James Campbell on “Monumental Questions: Race, Memory, and the Struggle Over Confederate Monuments”
As people across the United States confront the nation’s legacy of slavery and racial inequality, monuments and memorials honoring the Confederacy have become political flashpoints, with some people demanding their removal as toxic symbols of white supremacy and others warning of an attempt to erase history and heritage. In this roundtable presentation, Stanford historian James Campbell will discuss the ongoing struggle over the nation’s memorial landscape, reconstructing the historical context in which Confederate monuments were created as well as the process by which they have become proxies for debates about race and citizenship today.
James T. Campbell is the Edgar E. Robinson Professor of History at Stanford University, where he teaches courses in American and African American history.

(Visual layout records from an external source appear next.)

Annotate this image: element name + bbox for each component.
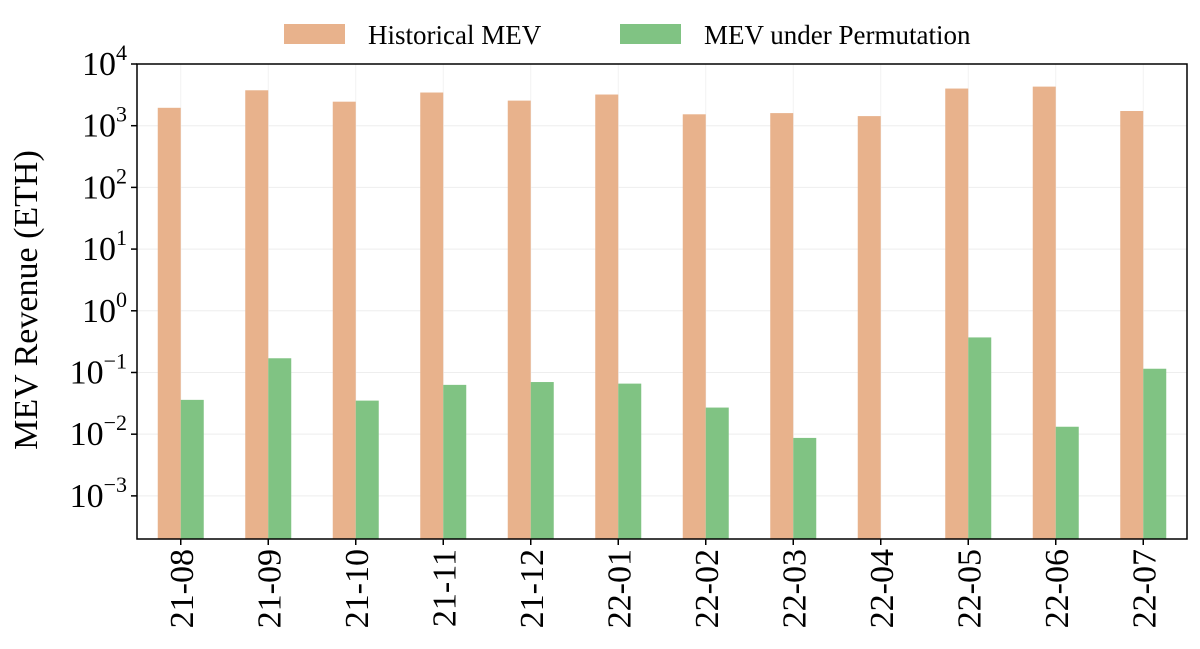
y-axis-title: MEV Revenue (ETH) [8, 150, 45, 450]
bar-mev-under-permutation [1055, 426, 1079, 539]
x-axis: 21-08 21-09 21-10 21-11 21-12 22-01 22-02 22-03… [164, 539, 1163, 628]
bar-mev-under-permutation [180, 399, 204, 539]
bar-mev-under-permutation [268, 358, 292, 539]
grid-layer [137, 63, 1187, 539]
x-tick-label: 22-07 [1126, 549, 1163, 628]
y-tick-label: 104 [82, 40, 127, 83]
legend-label: MEV under Permutation [704, 20, 971, 50]
bar-historical-mev [507, 100, 531, 539]
x-tick-label: 22-03 [776, 549, 813, 628]
y-tick-label: 10−3 [70, 472, 127, 515]
legend: Historical MEV MEV under Permutation [284, 20, 971, 50]
bar-mev-under-permutation [355, 400, 379, 539]
y-tick-label: 10−1 [70, 348, 127, 391]
bar-historical-mev [245, 90, 269, 539]
bar-historical-mev [595, 94, 619, 539]
y-tick-label: 10−2 [70, 410, 127, 453]
x-tick-label: 21-09 [251, 549, 288, 628]
x-tick-label: 22-06 [1039, 549, 1076, 628]
bar-historical-mev [1120, 111, 1144, 539]
y-tick-label: 101 [82, 225, 127, 268]
x-tick-label: 22-01 [601, 549, 638, 628]
x-tick-label: 21-11 [426, 549, 463, 627]
plot-frame [136, 63, 1188, 540]
bar-mev-under-permutation [705, 407, 729, 539]
y-axis: 104 103 102 101 100 10−1 10−2 10−3 [70, 40, 137, 515]
x-tick-label: 21-12 [514, 549, 551, 628]
y-tick-label: 100 [82, 287, 127, 330]
x-tick-label: 22-05 [951, 549, 988, 628]
bar-mev-under-permutation [530, 382, 554, 539]
x-tick-label: 22-02 [689, 549, 726, 628]
bar-historical-mev [945, 88, 969, 540]
bar-mev-under-permutation [618, 383, 642, 539]
bars-layer [157, 86, 1167, 540]
y-tick-label: 102 [82, 163, 127, 206]
bar-historical-mev [770, 113, 794, 540]
bar-mev-under-permutation [968, 337, 992, 539]
bar-mev-under-permutation [793, 437, 817, 539]
legend-label: Historical MEV [368, 20, 542, 50]
bar-historical-mev [857, 116, 881, 540]
bar-mev-under-permutation [1143, 368, 1167, 539]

He is the author of Songs of Zion: The African Methodist Episcopal Church in the United States and South Africa (1995) and Middle Passages: African American Journeys to Africa, 1787-2005 (2006), which was a finalist for the Pulitzer Prize in History. Co-edited books include Race, Nation, and Empire in American History (2007); Slavery and the University: Histories and Legacies (2019); and Mississippi Witness: the Photographs of Florence Mars (2019). He is currently completing a book on historical memory and the Mississippi Freedom Movement. A committed public historian, Campbell has served as a consultant for numerous documentary films, curricular projects, and museum exhibitions, including the “Power of Place” exhibit at the Smithsonian Institution’s National Museum of African American History and Culture.